Published: 27 March 2008

Abstract

Background

A key problem in the sequence-based reconstruction of regulatory networks in bacteria is the lack of specificity in operator predictions. The problem is especially prominent in the identification of transcription factor (TF) specific binding sites. More in particular, homologous TFs are abundant and, as they are structurally very similar, it proves difficult to distinguish the related operators by automated means. This also holds for the LacI-family, a family of TFs that is well-studied and has many members that fulfill crucial roles in the control of carbohydrate catabolism in bacteria including catabolite repression.
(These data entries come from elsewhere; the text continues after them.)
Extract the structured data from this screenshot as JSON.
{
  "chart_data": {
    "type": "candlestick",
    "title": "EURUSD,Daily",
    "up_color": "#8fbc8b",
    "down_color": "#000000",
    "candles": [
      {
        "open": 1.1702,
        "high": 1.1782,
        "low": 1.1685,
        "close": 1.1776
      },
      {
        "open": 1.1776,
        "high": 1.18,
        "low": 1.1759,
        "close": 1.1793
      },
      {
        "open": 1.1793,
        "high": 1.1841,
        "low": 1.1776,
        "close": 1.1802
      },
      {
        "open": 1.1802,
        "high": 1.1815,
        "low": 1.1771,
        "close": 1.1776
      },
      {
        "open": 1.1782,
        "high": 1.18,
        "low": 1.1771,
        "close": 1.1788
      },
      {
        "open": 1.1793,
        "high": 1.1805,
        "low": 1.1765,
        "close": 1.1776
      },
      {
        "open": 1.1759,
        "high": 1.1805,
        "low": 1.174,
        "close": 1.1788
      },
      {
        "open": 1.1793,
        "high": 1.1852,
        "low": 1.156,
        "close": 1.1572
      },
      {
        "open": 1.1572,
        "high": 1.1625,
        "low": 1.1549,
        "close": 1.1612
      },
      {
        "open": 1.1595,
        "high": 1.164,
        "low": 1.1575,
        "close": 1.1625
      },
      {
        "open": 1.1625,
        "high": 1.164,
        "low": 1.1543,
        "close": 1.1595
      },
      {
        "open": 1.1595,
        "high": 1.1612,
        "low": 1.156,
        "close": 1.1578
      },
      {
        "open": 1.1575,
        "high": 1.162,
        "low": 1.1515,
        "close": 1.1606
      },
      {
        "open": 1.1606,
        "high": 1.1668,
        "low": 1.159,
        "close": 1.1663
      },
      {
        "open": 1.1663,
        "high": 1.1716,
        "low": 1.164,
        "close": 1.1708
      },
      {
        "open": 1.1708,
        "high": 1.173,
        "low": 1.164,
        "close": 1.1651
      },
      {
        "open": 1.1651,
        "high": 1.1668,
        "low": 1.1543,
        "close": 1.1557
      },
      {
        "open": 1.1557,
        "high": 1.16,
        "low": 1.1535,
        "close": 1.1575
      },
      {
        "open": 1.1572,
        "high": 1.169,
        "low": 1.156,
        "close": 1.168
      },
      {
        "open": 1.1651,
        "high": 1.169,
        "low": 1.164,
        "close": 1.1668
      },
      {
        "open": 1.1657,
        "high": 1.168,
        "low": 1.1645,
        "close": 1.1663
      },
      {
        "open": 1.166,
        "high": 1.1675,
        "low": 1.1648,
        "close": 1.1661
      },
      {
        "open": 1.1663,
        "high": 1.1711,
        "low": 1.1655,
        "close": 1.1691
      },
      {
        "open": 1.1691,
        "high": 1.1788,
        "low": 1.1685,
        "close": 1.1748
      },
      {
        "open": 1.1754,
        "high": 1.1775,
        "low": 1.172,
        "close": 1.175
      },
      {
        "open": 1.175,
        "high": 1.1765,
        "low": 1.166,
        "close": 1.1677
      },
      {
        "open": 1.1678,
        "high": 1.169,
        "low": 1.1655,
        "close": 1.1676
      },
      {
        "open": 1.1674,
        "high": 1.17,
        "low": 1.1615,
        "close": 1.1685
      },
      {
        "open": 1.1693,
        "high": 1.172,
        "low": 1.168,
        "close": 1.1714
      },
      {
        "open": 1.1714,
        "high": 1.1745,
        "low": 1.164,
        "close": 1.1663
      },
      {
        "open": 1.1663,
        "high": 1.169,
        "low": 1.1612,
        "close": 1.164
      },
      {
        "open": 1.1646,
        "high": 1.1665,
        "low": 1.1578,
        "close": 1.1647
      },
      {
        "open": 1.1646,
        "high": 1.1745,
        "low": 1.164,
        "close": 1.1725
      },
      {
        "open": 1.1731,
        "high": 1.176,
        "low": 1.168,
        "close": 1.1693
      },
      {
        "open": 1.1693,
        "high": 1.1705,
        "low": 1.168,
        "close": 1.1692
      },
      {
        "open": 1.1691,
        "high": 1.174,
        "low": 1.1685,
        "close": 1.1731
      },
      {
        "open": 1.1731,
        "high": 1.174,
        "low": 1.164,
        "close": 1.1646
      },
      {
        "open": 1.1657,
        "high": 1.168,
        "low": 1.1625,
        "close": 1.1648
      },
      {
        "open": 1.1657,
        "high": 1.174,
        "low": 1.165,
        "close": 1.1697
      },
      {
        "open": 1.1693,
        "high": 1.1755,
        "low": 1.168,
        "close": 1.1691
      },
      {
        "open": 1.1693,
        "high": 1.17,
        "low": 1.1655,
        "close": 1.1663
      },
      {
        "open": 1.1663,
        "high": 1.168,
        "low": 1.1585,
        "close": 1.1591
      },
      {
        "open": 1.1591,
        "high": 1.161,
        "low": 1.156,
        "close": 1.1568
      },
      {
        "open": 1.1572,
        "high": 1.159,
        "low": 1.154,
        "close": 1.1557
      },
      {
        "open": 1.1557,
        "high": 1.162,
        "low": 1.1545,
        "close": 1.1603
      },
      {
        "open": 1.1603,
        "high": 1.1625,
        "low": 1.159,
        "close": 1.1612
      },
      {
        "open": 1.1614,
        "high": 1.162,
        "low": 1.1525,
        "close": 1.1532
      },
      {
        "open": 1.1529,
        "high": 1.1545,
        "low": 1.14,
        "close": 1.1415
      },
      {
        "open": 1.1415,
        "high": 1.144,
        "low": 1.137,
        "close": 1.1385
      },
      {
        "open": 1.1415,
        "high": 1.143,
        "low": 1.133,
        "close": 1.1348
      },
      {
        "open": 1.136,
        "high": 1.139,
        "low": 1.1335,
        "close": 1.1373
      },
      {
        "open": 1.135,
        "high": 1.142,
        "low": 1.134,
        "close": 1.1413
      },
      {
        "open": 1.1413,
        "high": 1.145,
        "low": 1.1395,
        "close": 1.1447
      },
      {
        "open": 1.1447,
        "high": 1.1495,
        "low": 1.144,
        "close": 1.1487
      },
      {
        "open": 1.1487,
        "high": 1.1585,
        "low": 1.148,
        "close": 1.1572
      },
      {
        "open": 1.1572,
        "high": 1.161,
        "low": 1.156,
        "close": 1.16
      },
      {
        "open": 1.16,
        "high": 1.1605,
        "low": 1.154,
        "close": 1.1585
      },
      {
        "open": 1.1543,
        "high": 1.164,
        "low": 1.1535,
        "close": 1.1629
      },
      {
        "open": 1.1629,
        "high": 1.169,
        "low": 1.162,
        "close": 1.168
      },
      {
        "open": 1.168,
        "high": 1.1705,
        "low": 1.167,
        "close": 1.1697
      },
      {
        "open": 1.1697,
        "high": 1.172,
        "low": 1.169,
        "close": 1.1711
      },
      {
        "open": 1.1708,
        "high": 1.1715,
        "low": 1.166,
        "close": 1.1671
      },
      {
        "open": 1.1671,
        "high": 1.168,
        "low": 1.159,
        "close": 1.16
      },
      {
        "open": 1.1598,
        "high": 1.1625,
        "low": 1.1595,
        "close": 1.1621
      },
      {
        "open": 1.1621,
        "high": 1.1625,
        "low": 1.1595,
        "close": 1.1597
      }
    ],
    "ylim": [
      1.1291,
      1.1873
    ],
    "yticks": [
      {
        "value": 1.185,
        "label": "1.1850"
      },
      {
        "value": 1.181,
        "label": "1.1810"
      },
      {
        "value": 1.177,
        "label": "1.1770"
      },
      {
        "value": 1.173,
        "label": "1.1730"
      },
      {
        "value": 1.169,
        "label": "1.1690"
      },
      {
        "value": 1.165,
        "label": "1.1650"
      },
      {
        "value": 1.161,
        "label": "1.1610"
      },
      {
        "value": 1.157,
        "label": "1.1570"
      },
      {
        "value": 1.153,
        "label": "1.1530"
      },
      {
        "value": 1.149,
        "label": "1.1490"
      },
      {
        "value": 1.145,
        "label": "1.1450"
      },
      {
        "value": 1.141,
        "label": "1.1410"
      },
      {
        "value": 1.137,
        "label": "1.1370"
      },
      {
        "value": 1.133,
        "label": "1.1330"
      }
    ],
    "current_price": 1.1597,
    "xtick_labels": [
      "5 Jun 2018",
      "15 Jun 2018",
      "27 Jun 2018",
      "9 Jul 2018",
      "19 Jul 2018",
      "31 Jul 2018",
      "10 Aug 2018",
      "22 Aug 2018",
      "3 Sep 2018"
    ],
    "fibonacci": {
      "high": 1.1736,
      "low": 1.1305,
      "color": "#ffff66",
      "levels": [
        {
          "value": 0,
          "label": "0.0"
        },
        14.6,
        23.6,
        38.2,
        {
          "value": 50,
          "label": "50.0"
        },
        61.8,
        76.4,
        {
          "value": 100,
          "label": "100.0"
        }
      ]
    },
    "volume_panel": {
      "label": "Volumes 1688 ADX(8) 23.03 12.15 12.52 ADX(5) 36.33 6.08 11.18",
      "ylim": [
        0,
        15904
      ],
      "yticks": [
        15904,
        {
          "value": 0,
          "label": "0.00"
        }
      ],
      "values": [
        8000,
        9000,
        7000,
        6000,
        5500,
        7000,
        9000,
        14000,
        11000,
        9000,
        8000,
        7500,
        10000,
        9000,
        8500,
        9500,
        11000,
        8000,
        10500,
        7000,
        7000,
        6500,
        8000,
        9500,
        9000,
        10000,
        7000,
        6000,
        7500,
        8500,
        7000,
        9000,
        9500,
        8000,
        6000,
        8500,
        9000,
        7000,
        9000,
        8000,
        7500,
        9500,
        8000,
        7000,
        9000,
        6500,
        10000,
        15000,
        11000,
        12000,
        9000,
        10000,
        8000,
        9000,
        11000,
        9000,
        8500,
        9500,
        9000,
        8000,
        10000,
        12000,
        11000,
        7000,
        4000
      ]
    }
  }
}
To overcome the specificity problem, a comprehensive footprinting approach was formulated to identify TF-specific operator motifs and was applied to the LacI-family of TFs in the model gram positive organism, Lactobacillus plantarum WCFS1. The main premise behind the approach is that only orthologous sequences that share orthologous genomic context will share equivalent regulatory sites.

Results

When the approach was applied to the 12 LacI-family TFs of the model species, a specific operator motif was identified for each of them. With the TF-specific operator motifs, potential binding sites were found on the genome and putative minimal regulons could be defined. Moreover, specific inducers could in most cases be linked to the TFs through phylogeny, thereby unveiling the biological role of these regulons. The operator predictions indicated that the LacI-family TFs can be separated into two subfamilies with clearly distinct operator motifs. They also established that the operator related to the 'global' regulator CcpA is not inherently distinct from that of other LacI-family members, only more degenerate. Analysis of the chromosomal position of the identified putative binding sites confirmed that the LacI-family TFs are mostly auto-regulatory and relate mainly to carbohydrate uptake and catabolism.

Conclusion

Our approach to identify specific operator motifs for different TF-family members is specific and in essence generic. The data infer that, although the specific operator motifs can be used to identify minimal regulons, experimental knowledge on TF activity especially is essential to determine complete regulons as well as to estimate the overlap between TF affinities.